Beginning with Louis Edmond’s first crack at narration, we once again see the show breaking new ground. Of course Nicholas stops Angelique, and of course he correctly points out that her master is Barnabas. What fascinates me most is what she does with her humanity. Lara Parker’s confrontation with Frid shows the range of her acting at it’s richest and most varied. And the crisp, deeply felt writing supports her every step of the way. The cliche in any scene is that we should never see where the characters are going. Well, duh. But in her final confrontation with Barnabas, we don’t. No matter how many times I see the episode, and see the integrity of her love, I never expect her to kill him as a man with the weapon of a woman. How sad. How saw. How real.
(Episode 536 airs on this date.)
July 15, 1969
Taped on this date: Episode 803
1897. Hoo-boy. Jamison, possessed by Petofi, makes hay across Collinwood. After stunning Edward with his worldly insouciance, he goes upstairs to leer at and play cards with Beth, immediately putting the whammy on her and having her proclaim her allegiance to Barnabas, breaking Quentin’s heart. Meanwhile, Quentin is in deep mourning over the death of his own son, confronting Edward about the truths he was never allowed to learn. Quentin moves on to confront Barnabas, who sadly explains that Beth was simply a means to an end. Edward, once eager to kill Barnabas, is hypnotized by Petofi into thinking himself a simple manservant. That, and Jamison gets his Petofiesque prosthetic hand ripped off.
Anyone who doubts that DARK SHADOWS contains acting as fine as any on television can watch this episode, and if they still disagree, consign themselves to a UPSTAIRS, DOWNSTAIRS marathon for all eternity. These are seasoned, stage actors, and I will assure you, that is not an easy thing to become. When Edmonds and David Selby go at it, it is with high stakes, virulent theatricality, and utter authenticity. This is backed up by writing that, for this author, matches the depth and eloquence of Arthur Miller at his finest. Just as 1897 departed from the norm in terms of its imagination, so then did it depart from the pedestrian humdrummery that lived in the language and content of the Soap Opera. This is not a soap opera. This is theatre at its very finest.

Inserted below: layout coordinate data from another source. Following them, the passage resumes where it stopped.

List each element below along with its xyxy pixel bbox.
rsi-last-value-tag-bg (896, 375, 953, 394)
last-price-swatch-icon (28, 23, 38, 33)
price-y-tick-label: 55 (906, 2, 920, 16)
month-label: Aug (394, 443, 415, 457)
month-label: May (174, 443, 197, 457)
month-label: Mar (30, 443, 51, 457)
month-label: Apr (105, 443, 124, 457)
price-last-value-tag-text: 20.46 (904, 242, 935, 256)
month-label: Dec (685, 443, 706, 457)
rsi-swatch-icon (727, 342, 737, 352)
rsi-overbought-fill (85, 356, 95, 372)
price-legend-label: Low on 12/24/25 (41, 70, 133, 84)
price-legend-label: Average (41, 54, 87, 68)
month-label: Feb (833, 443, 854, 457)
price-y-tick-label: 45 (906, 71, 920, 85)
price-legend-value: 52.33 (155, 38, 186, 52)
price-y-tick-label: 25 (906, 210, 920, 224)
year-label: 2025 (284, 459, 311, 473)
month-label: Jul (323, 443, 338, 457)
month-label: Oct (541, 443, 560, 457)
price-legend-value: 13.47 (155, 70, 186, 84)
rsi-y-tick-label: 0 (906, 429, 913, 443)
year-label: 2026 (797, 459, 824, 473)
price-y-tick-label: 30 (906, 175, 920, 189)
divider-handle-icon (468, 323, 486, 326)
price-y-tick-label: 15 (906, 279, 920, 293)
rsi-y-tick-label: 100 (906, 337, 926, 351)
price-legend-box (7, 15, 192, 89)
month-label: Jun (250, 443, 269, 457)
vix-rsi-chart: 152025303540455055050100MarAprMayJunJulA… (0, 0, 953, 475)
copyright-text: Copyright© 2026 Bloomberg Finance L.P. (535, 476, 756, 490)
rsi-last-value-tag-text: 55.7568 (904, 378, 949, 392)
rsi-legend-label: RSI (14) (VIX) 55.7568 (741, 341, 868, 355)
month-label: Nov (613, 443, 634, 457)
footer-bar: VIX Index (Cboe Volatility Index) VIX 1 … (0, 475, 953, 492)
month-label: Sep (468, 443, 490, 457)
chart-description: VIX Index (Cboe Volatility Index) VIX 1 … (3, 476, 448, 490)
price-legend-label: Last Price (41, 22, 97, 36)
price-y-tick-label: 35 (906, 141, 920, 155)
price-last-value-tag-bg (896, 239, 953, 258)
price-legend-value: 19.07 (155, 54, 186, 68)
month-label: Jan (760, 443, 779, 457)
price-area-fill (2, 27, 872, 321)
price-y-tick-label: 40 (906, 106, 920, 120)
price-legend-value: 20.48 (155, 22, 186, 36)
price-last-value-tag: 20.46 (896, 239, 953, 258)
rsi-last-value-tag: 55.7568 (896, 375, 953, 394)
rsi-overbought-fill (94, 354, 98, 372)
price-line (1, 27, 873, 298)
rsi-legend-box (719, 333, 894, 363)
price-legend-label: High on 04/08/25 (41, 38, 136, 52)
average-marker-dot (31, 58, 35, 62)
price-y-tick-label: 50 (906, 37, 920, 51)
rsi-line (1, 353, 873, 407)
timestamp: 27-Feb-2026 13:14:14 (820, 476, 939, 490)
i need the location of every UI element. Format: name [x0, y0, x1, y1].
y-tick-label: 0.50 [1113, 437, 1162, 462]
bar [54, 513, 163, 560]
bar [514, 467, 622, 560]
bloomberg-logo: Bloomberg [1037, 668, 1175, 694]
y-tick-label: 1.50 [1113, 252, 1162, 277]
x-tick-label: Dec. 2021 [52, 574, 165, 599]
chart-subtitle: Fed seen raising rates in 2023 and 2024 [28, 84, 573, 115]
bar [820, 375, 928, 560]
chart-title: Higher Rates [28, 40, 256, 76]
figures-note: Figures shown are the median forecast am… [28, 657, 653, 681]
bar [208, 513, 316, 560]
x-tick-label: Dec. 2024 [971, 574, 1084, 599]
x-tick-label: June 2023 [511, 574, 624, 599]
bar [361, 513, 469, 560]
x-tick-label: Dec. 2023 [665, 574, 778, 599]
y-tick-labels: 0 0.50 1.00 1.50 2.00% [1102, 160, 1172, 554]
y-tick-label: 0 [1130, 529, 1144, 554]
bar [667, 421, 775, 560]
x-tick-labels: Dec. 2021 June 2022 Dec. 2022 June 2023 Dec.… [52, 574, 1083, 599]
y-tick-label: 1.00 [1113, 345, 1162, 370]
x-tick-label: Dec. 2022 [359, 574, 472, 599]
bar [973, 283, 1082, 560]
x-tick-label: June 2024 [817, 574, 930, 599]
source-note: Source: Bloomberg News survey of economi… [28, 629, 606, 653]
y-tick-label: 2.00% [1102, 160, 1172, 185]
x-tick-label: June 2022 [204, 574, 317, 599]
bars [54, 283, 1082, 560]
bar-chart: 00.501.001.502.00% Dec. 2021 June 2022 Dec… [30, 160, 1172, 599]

(Episode 797 airs on this date.)
July 15, 1970
Taped on this date: Episode 1063
1995. Carolyn greets Barnabas and Julia at the tomb where both must play it cool to evade further suspicion. They end up on the wrong side of Collinsport’s new, good ol’ boy sheriff, who may be bamboozled by Barnabas’ story that he’s his own son, but nonetheless advises them to check on their property and vamoose. He’s clearly in Carolyn’s pocket, and she further alarms him when she shows the sheriff photos from 1970 of Julia looking exactly the same. Back at Collinwood, Barnabas and Julia find objects moved from the previous day, knives coated in blood, poltergeist activity, and phantom lullabye music. After a bust statue nearly kills Julia, both beat a hasty retreat as a Victorian ghost sneers at them from the wings.
How did Collinsport get a good ol’ boy sheriff? And is Barnabas going to sneak Moxie in from Logansport in a truck with Julia driving a Trans-Am? All kidding aside, the horror -- genuine, apocalyptic horror -- mounts. Uncomfortable stuff, and just as brave.